HC Deb 12 January 1987 vol 108 cc7-8
5. Mr. Robert Hughes

asked the Secretary of State for Transport whether he has taken any action to end the practice whereby vehicles which have been written off are allowed to re-appear on the market.

The Parliamentary Under-Secretary of State for Transport (Mr. Michael Spicer)

We are reviewing the problems associated with written-off vehicles with the police, insurers and other interested bodies to see whether there are ways in which the present situation can be improved.

Mr. Hughes

Does the Minister accept that there is an accumulating body of evidence that ripping off customers by unscrupulous car dealers is becoming far too widespread and, in some cases, dangerous to the customers?
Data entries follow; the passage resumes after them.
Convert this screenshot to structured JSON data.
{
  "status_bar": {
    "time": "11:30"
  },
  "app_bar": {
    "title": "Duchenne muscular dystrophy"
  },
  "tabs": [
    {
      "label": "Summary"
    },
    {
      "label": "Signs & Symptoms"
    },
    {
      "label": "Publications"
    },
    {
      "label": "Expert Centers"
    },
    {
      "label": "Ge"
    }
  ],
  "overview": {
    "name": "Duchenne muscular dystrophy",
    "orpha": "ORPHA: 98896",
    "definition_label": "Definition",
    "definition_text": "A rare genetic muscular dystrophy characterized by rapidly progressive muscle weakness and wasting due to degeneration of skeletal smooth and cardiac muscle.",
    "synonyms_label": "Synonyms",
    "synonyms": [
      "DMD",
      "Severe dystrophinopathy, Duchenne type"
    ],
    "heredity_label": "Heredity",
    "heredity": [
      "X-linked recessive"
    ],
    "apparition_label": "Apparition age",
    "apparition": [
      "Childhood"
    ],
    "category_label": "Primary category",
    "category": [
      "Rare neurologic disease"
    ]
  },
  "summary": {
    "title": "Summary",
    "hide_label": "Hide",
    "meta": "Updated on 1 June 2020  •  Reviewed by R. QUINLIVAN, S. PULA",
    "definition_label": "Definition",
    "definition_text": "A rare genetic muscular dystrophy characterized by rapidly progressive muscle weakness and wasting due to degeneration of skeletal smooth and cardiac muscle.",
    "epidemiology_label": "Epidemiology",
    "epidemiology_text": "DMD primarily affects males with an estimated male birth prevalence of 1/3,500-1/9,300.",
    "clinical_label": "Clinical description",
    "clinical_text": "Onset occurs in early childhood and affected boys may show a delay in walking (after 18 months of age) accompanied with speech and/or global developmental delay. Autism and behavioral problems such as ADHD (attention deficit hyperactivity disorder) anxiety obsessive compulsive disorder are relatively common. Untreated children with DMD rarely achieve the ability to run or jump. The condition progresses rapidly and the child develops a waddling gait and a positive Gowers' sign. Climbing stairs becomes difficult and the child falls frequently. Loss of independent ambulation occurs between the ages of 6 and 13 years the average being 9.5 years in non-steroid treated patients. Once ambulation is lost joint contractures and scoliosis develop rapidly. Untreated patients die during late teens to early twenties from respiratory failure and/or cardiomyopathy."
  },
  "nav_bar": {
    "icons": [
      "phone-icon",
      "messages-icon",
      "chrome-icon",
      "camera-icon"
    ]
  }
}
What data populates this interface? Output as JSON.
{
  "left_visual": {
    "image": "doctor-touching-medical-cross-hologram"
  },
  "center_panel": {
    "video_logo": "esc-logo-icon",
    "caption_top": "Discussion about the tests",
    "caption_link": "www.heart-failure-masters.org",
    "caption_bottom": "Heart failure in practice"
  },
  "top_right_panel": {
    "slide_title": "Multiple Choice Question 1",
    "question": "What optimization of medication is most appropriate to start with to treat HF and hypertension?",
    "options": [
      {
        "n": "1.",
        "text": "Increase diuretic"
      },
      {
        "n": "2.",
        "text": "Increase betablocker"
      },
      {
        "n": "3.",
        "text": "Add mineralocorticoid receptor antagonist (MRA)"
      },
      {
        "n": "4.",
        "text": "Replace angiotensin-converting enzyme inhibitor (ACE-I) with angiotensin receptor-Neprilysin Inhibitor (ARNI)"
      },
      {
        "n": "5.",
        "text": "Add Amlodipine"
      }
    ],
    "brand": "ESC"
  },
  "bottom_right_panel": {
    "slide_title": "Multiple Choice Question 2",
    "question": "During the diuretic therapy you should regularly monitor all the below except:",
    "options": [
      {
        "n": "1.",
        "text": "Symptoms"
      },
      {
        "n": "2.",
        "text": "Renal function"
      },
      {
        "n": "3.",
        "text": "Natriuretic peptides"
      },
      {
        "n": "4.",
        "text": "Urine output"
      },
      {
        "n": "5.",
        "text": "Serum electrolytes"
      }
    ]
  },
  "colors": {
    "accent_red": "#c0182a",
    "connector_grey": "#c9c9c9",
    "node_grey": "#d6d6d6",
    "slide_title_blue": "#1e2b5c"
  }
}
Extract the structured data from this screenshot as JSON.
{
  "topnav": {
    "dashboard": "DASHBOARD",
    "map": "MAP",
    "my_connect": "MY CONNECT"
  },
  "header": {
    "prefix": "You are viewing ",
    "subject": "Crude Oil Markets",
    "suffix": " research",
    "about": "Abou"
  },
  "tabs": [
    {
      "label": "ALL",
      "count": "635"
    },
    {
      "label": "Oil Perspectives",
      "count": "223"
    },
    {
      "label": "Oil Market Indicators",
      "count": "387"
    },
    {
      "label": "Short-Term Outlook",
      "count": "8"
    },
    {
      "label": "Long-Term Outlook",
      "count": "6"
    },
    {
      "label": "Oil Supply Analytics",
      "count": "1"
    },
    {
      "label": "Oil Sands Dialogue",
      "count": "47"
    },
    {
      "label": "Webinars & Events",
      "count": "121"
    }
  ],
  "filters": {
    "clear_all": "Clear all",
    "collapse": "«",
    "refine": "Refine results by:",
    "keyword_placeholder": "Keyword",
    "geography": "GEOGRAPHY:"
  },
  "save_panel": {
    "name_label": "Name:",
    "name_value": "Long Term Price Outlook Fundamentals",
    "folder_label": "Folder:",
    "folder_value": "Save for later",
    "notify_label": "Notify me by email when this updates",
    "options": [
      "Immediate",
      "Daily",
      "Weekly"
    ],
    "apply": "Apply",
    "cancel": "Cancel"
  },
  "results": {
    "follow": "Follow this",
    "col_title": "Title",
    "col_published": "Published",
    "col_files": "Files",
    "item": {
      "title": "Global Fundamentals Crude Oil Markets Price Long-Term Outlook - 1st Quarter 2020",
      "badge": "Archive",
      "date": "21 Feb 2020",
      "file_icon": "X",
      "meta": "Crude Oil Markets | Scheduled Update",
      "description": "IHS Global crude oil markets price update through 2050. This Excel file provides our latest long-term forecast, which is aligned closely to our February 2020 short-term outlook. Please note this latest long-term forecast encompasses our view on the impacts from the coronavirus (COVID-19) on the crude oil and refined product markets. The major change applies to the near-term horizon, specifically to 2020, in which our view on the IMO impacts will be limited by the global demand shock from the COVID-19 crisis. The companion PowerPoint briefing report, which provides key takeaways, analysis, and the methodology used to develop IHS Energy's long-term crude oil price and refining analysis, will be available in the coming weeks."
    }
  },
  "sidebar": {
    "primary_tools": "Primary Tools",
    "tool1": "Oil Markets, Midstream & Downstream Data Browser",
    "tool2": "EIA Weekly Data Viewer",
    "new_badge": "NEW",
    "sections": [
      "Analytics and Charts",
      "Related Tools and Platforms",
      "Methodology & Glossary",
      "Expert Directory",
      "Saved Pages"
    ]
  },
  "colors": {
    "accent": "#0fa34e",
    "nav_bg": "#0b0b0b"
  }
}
Will he therefore consider making certain that no vehicle registration document is issued from Swansea for any vehicle that has been written off, or, if he cannot go that far, will he at least make sure that it is printed on every document that the car has been written off, so that the customer might have some redress through fair trading legislation?

Mr. Spicer

We are aware that there is considerable public concern about this matter. The working party should report within the next two or three months. It has been set up with a view to seeing whether we can get more rigid guidelines for what constitutes a write off and what can be done to make severe accident history more readily available to the public, and, as the hon. Gentleman asks, we seek to ensure that potentially hazardous vehicles are kept off the road.

Mr. Heddle

Does my hon. Friend accept that probably the poorer members of the community are forced to buy those potential death traps because they are the cheaper cars on the forecourt of the second-hand car lot? Perhaps those people would not go to the Automobile Association for an independent structural survey beforehand. At the moment, the power of monitoring is vested in the county trading officers, who can see the cars only after they have been bought. Will my hon. Friend consider giving the police power, where there is a suspicion that such death traps are on second-hand car lot forecourts, to enter those forecourts to examine the cars before they are sold?

Mr. Spicer

The police already have powers to investigate accidents when write offs occur, so police powers already exist. The question is whether one should have more rigid guidelines on what constitutes a write off. That is the real problem.